· 4 min read
What Hand Sanitizer Companies Should Know About the Food Industry
Food processors and foodservice operators need hand sanitizers to do more than meet regional regulatory requirements. To reduce chemical-related contamination risks, hand sanitizers must also be suitable to use in food handling facilities. You can meet these more stringent requirements by registering your hand sanitizer products with NSF International.
To help protect food industry employees and consumers around the world, NSF registers hand sanitizers for both U.S. and non-U.S. markets.
NSF’s registration requirements harmonize different global food safety schemes, helping you gain:
- Third-party verification that your product is suitable for use by food processors and foodservice operators
- Ingredients validation to applicable FDA guidelines (U.S. market)

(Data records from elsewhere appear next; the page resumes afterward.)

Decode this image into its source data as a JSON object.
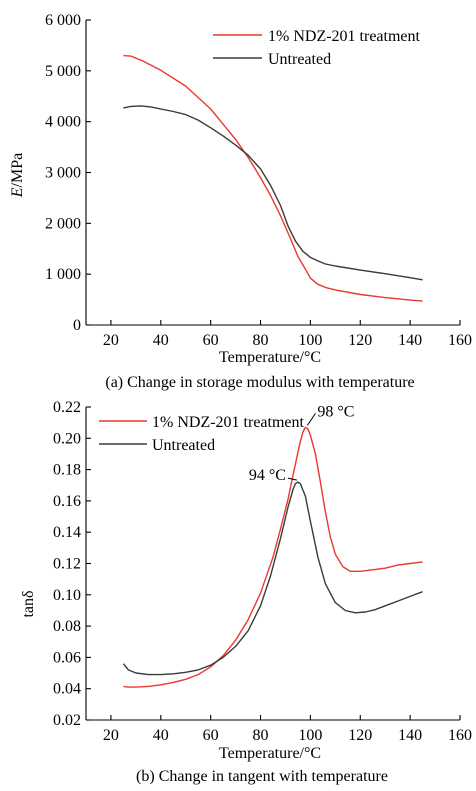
{
  "chart_data": [
    {
      "type": "line",
      "caption": "(a) Change in storage modulus with temperature",
      "xlabel": "Temperature/°C",
      "ylabel_italic": "E",
      "ylabel_rest": "/MPa",
      "xlim": [
        10,
        160
      ],
      "ylim": [
        0,
        6000
      ],
      "xticks": [
        20,
        40,
        60,
        80,
        100,
        120,
        140,
        160
      ],
      "xtick_labels": [
        "20",
        "40",
        "60",
        "80",
        "100",
        "120",
        "140",
        "160"
      ],
      "yticks": [
        0,
        1000,
        2000,
        3000,
        4000,
        5000,
        6000
      ],
      "ytick_labels": [
        "0",
        "1 000",
        "2 000",
        "3 000",
        "4 000",
        "5 000",
        "6 000"
      ],
      "legend_position": "top-right",
      "series": [
        {
          "name": "1% NDZ-201 treatment",
          "color": "#e8392f",
          "x": [
            25,
            28,
            30,
            33,
            40,
            50,
            60,
            65,
            70,
            75,
            80,
            84,
            88,
            92,
            95,
            98,
            100,
            103,
            106,
            110,
            120,
            130,
            140,
            145
          ],
          "y": [
            5300,
            5290,
            5250,
            5190,
            5010,
            4700,
            4250,
            3950,
            3650,
            3300,
            2900,
            2550,
            2150,
            1700,
            1350,
            1100,
            920,
            800,
            740,
            690,
            600,
            540,
            490,
            470
          ]
        },
        {
          "name": "Untreated",
          "color": "#3a3a3a",
          "x": [
            25,
            28,
            32,
            36,
            40,
            45,
            50,
            55,
            60,
            65,
            70,
            75,
            80,
            84,
            88,
            91,
            94,
            97,
            100,
            103,
            106,
            110,
            120,
            130,
            140,
            145
          ],
          "y": [
            4270,
            4300,
            4310,
            4290,
            4250,
            4200,
            4140,
            4030,
            3880,
            3720,
            3540,
            3340,
            3070,
            2750,
            2350,
            1950,
            1650,
            1450,
            1330,
            1260,
            1200,
            1160,
            1080,
            1010,
            930,
            890
          ]
        }
      ]
    },
    {
      "type": "line",
      "caption": "(b) Change in tangent with temperature",
      "xlabel": "Temperature/°C",
      "ylabel": "tanδ",
      "xlim": [
        10,
        160
      ],
      "ylim": [
        0.02,
        0.22
      ],
      "xticks": [
        20,
        40,
        60,
        80,
        100,
        120,
        140,
        160
      ],
      "xtick_labels": [
        "20",
        "40",
        "60",
        "80",
        "100",
        "120",
        "140",
        "160"
      ],
      "yticks": [
        0.02,
        0.04,
        0.06,
        0.08,
        0.1,
        0.12,
        0.14,
        0.16,
        0.18,
        0.2,
        0.22
      ],
      "ytick_labels": [
        "0.02",
        "0.04",
        "0.06",
        "0.08",
        "0.10",
        "0.12",
        "0.14",
        "0.16",
        "0.18",
        "0.20",
        "0.22"
      ],
      "legend_position": "top-left",
      "annotations": [
        {
          "text": "98 °C",
          "x": 98,
          "y": 0.207,
          "side": "right"
        },
        {
          "text": "94 °C",
          "x": 95,
          "y": 0.172,
          "side": "left"
        }
      ],
      "series": [
        {
          "name": "1% NDZ-201 treatment",
          "color": "#e8392f",
          "x": [
            25,
            27,
            30,
            35,
            40,
            45,
            50,
            55,
            60,
            65,
            70,
            75,
            80,
            85,
            88,
            91,
            93,
            95,
            96,
            97,
            98,
            99,
            100,
            102,
            104,
            106,
            108,
            110,
            113,
            116,
            120,
            125,
            130,
            135,
            140,
            145
          ],
          "y": [
            0.0415,
            0.041,
            0.041,
            0.0415,
            0.0425,
            0.044,
            0.046,
            0.049,
            0.054,
            0.061,
            0.071,
            0.084,
            0.101,
            0.124,
            0.142,
            0.161,
            0.176,
            0.191,
            0.198,
            0.204,
            0.207,
            0.206,
            0.202,
            0.19,
            0.172,
            0.153,
            0.137,
            0.126,
            0.118,
            0.115,
            0.115,
            0.116,
            0.117,
            0.119,
            0.12,
            0.121
          ]
        },
        {
          "name": "Untreated",
          "color": "#3a3a3a",
          "x": [
            25,
            27,
            30,
            35,
            40,
            45,
            50,
            55,
            60,
            65,
            70,
            75,
            80,
            84,
            88,
            91,
            93,
            94,
            95,
            96,
            98,
            100,
            103,
            106,
            110,
            114,
            118,
            122,
            126,
            130,
            135,
            140,
            145
          ],
          "y": [
            0.056,
            0.052,
            0.05,
            0.049,
            0.049,
            0.0495,
            0.0505,
            0.052,
            0.055,
            0.06,
            0.067,
            0.077,
            0.093,
            0.112,
            0.136,
            0.156,
            0.167,
            0.171,
            0.172,
            0.171,
            0.163,
            0.147,
            0.124,
            0.107,
            0.095,
            0.09,
            0.0885,
            0.089,
            0.0905,
            0.093,
            0.096,
            0.099,
            0.102
          ]
        }
      ]
    }
  ]
}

- Confirmation that your hand sanitizer “kills” Staphylococcus aureus and Salmonella
- Traceability of ingredients via literature reviews and supplier sourcing
- Greater product visibility through the NSF White Book™, an online listing of registered nonfood compounds sourced by the food industry
- Use of the NSF registration mark
200+ Recalled Hand Sanitizer Products by the U.S. FDA (as of January 2021).
Nearly 140,000 Liters Seized in 2020 from one hand sanitizer manufacturer by the European Anti-Fraud Office for containing methanol.
Need to Know: Why Hand Sanitizers Get Recalled
The Presence of Methanol and 1-Propanol
- Both chemicals are lethal when ingested and can also enter the bloodstream through the skin.
- Side effects can range from nausea and blurred vision to permanent damage to the nervous system and even death.
Not Enough Ethyl Alcohol or Isopropyl Alcohol
- Having small amounts of these chemicals can make hand sanitizers ineffective.
- To kill germs on the skin, the product should have at least 70% alcohol content.
- Technical-grade ethanol cannot be used without proper warnings (e.g. “Not recommended if you are pregnant or breastfeeding.”)
- In the EU, hand sanitizers must have appropriate hazard pictograms and warnings.
- Hand sanitizer packaging cannot resemble food or beverage packaging because it could lead to accidental ingestion.